Untuk melakukan tata kelola air yang kelak tidak berujung pada krisis dan konplik atau bencana, diperlukan keterlibatan banyak pihak dan harus diterjemahkan ke dalam sistem politik, hukum, regulasi, institusi, mekanisme keuangan dan pengembangan komunitas. Dengan cara demikian, maka keberlanjutan ketersediaan air dapat dijamin.

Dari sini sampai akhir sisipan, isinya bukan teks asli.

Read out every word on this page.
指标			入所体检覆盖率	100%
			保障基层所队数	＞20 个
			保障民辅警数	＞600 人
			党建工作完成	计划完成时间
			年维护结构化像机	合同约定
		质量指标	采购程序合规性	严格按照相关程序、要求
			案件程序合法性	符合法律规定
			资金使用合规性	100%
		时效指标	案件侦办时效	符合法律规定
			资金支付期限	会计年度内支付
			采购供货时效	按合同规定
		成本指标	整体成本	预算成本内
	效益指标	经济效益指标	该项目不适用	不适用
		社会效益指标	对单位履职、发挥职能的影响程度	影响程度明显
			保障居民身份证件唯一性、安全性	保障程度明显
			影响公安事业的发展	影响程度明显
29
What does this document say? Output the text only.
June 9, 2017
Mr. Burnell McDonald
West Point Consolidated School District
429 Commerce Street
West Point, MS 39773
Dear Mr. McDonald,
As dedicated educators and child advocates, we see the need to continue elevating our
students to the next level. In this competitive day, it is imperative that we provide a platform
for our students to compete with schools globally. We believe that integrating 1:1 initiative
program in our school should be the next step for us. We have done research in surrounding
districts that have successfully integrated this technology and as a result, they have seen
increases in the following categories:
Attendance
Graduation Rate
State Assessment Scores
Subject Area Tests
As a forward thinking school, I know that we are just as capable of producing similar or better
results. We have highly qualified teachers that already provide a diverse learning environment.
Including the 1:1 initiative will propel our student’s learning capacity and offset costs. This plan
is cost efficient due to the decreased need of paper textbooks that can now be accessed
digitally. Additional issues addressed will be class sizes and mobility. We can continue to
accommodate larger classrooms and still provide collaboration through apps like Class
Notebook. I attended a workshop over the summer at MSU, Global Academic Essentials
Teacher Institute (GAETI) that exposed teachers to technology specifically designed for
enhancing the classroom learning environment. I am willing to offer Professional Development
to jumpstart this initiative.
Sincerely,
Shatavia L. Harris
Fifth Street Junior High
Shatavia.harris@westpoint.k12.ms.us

Ketersediaan air akan berujung pada krisis jika ; tak ada jaminan pasokan air yang selama ini disediakan dari kawasan Taman Nasional Gunung Ciremai ; regulasi untuk konservasi air tak didukung regulasi tata ruang yang ada hubungannya dengan penyediaan air lestari; tak jelasnya alokasi dana konservasi air;

Dalam rangka mengatasi berbagai konplik dan polemik kepentingan pemanfaatan sumber air di wilayah III Cirebon khususnya antara Pemerintah Kabupeten Kuningan dengan Pihak pemanfaat seperti kabupaten & Kota Cirebon, Indocement, pertamina, Pelabuhan, pertanian, perkebunan dan lain-lain dipandang sangat perlu adanya pendekatan inovatif di tengah sejumlah kompleksnya permasalahan dan konplik pengelolaan Sumber Daya Air diwilyah III Cirebon khususnya yang bersumber dari kawasan Taman Nasional Gunung Ciremai. Pendekatan inovatif yang memungkinkan untuk dikembangkan bersama khususnya oleh Kabupaten Kuningan sebagai Kabupaten Konservasi adalah Skema Pembayaran Jasa Lingkungan untuk membantu mewujudkan pelestarian alam yang berkelanjutan dan bersikap adil terhadap masyarakat lokal.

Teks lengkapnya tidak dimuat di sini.